Use the below code cell to test your new version of the function.  If you have done this correctly, it will run with no errors.  

The current error says that the code in the `mean_avgs()` function is trying to divide a value by 0.  This is because `len([])` is zero so `sum([]) / len([])` causes an error because no number can be divided by 0.

In [None]:
# Test your function

# Test function defaults
print('All seller monthly averages are')
print(sales_avgs2(sellers2))

# Test remove_best
print('\nAll seller monthly averages discounting the best month are') 
print(sales_avgs2(sellers2, remove_best=True))

# Test remove_worst
print('\nAll seller monthly averages discounting the worst month are') 
print(sales_avgs2(sellers2, remove_worst=True))

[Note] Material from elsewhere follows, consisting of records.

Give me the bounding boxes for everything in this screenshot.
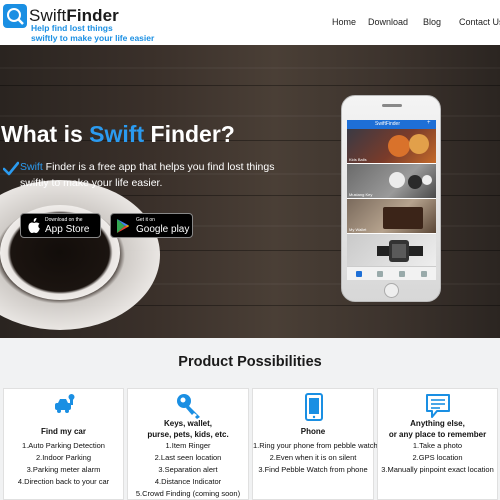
card-title: Find my car xyxy=(41,427,86,436)
card-title-line-1: Keys, wallet, xyxy=(163,419,213,428)
app-header-bar: SwiftFinder + xyxy=(347,120,436,129)
app-list-item: Kids Balls xyxy=(347,129,436,163)
hero-section: What is Swift Finder? Swift Finder is a … xyxy=(0,45,500,338)
card-title: Phone xyxy=(300,427,326,436)
hero-title-suffix: Finder? xyxy=(144,121,235,147)
card-line: 2.GPS location xyxy=(412,453,463,462)
wallet-photo xyxy=(383,207,423,229)
hero-title-prefix: What is xyxy=(1,121,90,147)
swiftfinder-logo-icon[interactable] xyxy=(3,4,27,28)
hero-title: What is Swift Finder? xyxy=(1,121,235,148)
card-title-line-2: purse, pets, kids, etc. xyxy=(147,430,229,439)
section-title: Product Possibilities xyxy=(178,354,322,370)
card-line: 1.Take a photo xyxy=(412,441,463,450)
phone-screen: SwiftFinder + Kids Balls Mustang Key My xyxy=(347,120,436,280)
tagline-line-2: swiftly to make your life easier xyxy=(31,33,155,43)
phone-icon xyxy=(305,393,323,421)
hero-desc-line-2: swiftly to make your life easier. xyxy=(20,177,163,189)
card-line: 2.Even when it is on silent xyxy=(269,453,357,462)
card-line: 4.Distance Indicator xyxy=(154,477,222,486)
checkmark-icon xyxy=(3,161,19,176)
car-key-icon xyxy=(55,394,75,413)
card-phone: Phone 1.Ring your phone from pebble watc… xyxy=(252,388,378,500)
card-find-my-car: Find my car 1.Auto Parking Detection 2.I… xyxy=(3,388,124,500)
google-play-big-text: Google play xyxy=(136,224,190,235)
tagline-line-1: Help find lost things xyxy=(31,23,113,33)
hero-desc-highlight: Swift xyxy=(20,161,43,173)
app-list-item: My Wallet xyxy=(347,199,436,233)
app-item-caption: Kids Balls xyxy=(349,157,367,162)
app-store-big-text: App Store xyxy=(45,224,90,235)
hero-title-highlight: Swift xyxy=(89,121,145,147)
card-line: 4.Direction back to your car xyxy=(17,477,110,486)
app-item-caption: My Wallet xyxy=(349,227,367,232)
hero-description: Swift Finder is a free app that helps yo… xyxy=(20,159,290,191)
card-line: 3.Manually pinpoint exact location xyxy=(381,465,494,474)
watch-photo xyxy=(377,240,423,262)
card-line: 3.Find Pebble Watch from phone xyxy=(258,465,368,474)
card-line: 2.Last seen location xyxy=(154,453,222,462)
card-line: 1.Auto Parking Detection xyxy=(22,441,105,450)
phone-home-button xyxy=(384,283,399,298)
nav-download[interactable]: Download xyxy=(368,17,408,27)
card-line: 1.Ring your phone from pebble watch xyxy=(253,441,378,450)
google-play-button[interactable]: Get it on Google play xyxy=(110,213,193,238)
chat-note-icon xyxy=(426,394,450,418)
apple-icon xyxy=(28,218,40,233)
app-list-item xyxy=(347,234,436,268)
hero-desc-line-1: Finder is a free app that helps you find… xyxy=(42,161,275,173)
nav-home[interactable]: Home xyxy=(332,17,356,27)
nav-contact-us[interactable]: Contact Us xyxy=(459,17,500,27)
google-play-icon xyxy=(117,219,129,233)
app-item-caption: Mustang Key xyxy=(349,192,373,197)
app-tab-settings-icon xyxy=(421,271,427,277)
card-line: 3.Parking meter alarm xyxy=(26,465,101,474)
app-title: SwiftFinder xyxy=(375,121,401,127)
keys-photo xyxy=(389,172,432,189)
app-tab-search-icon xyxy=(399,271,405,277)
balls-photo xyxy=(388,134,429,157)
card-anything-else: Anything else, or any place to remember … xyxy=(377,388,498,500)
card-title-line-2: or any place to remember xyxy=(388,430,487,439)
card-title-line-1: Anything else, xyxy=(410,419,465,428)
nav-blog[interactable]: Blog xyxy=(423,17,441,27)
app-tab-bar xyxy=(347,266,436,280)
card-line: 5.Crowd Finding (coming soon) xyxy=(135,489,241,498)
app-store-button[interactable]: Download on the App Store xyxy=(20,213,101,238)
app-add-icon: + xyxy=(427,120,431,126)
google-play-small-text: Get it on xyxy=(136,217,155,223)
card-line: 3.Separation alert xyxy=(158,465,218,474)
app-store-small-text: Download on the xyxy=(45,217,83,223)
app-tab-map-icon xyxy=(377,271,383,277)
card-line: 1.Item Ringer xyxy=(165,441,211,450)
card-keys-wallet: Keys, wallet, purse, pets, kids, etc. 1.… xyxy=(127,388,249,500)
app-list-item: Mustang Key xyxy=(347,164,436,198)
app-tab-home-icon xyxy=(356,271,362,277)
card-line: 2.Indoor Parking xyxy=(35,453,92,462)
phone-speaker xyxy=(382,104,402,107)
site-header: SwiftFinder Help find lost things swiftl… xyxy=(0,0,500,45)
phone-mockup: SwiftFinder + Kids Balls Mustang Key My xyxy=(341,95,441,302)
key-icon xyxy=(177,394,200,419)
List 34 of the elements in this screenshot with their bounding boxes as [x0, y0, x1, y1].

# Test remove_best and remove_worst together
print('\nAll seller monthly averages discounting the best and worst months are') 
print(sales_avgs2(sellers2, remove_worst=True, remove_best=True))

# Test return_best
print(f'\nThe best seller, taking all months into account is:')
print(sales_avgs2(sellers2, return_best=True))

# Test all arguments at once
print('\nThe best seller discounting the best and worst months are') 
print(sales_avgs2(sellers2, remove_worst=True, remove_best=True, return_best=True))

All seller monthly averages are


ZeroDivisionError: ignored

# Summary

In this notebook you saw examples of how to use loops, conditionals, and default arguments in functions to create flexible functions that can solve complex problems.  You also learned that it is important to test your functions after creating them to ensure they behave the way you expect.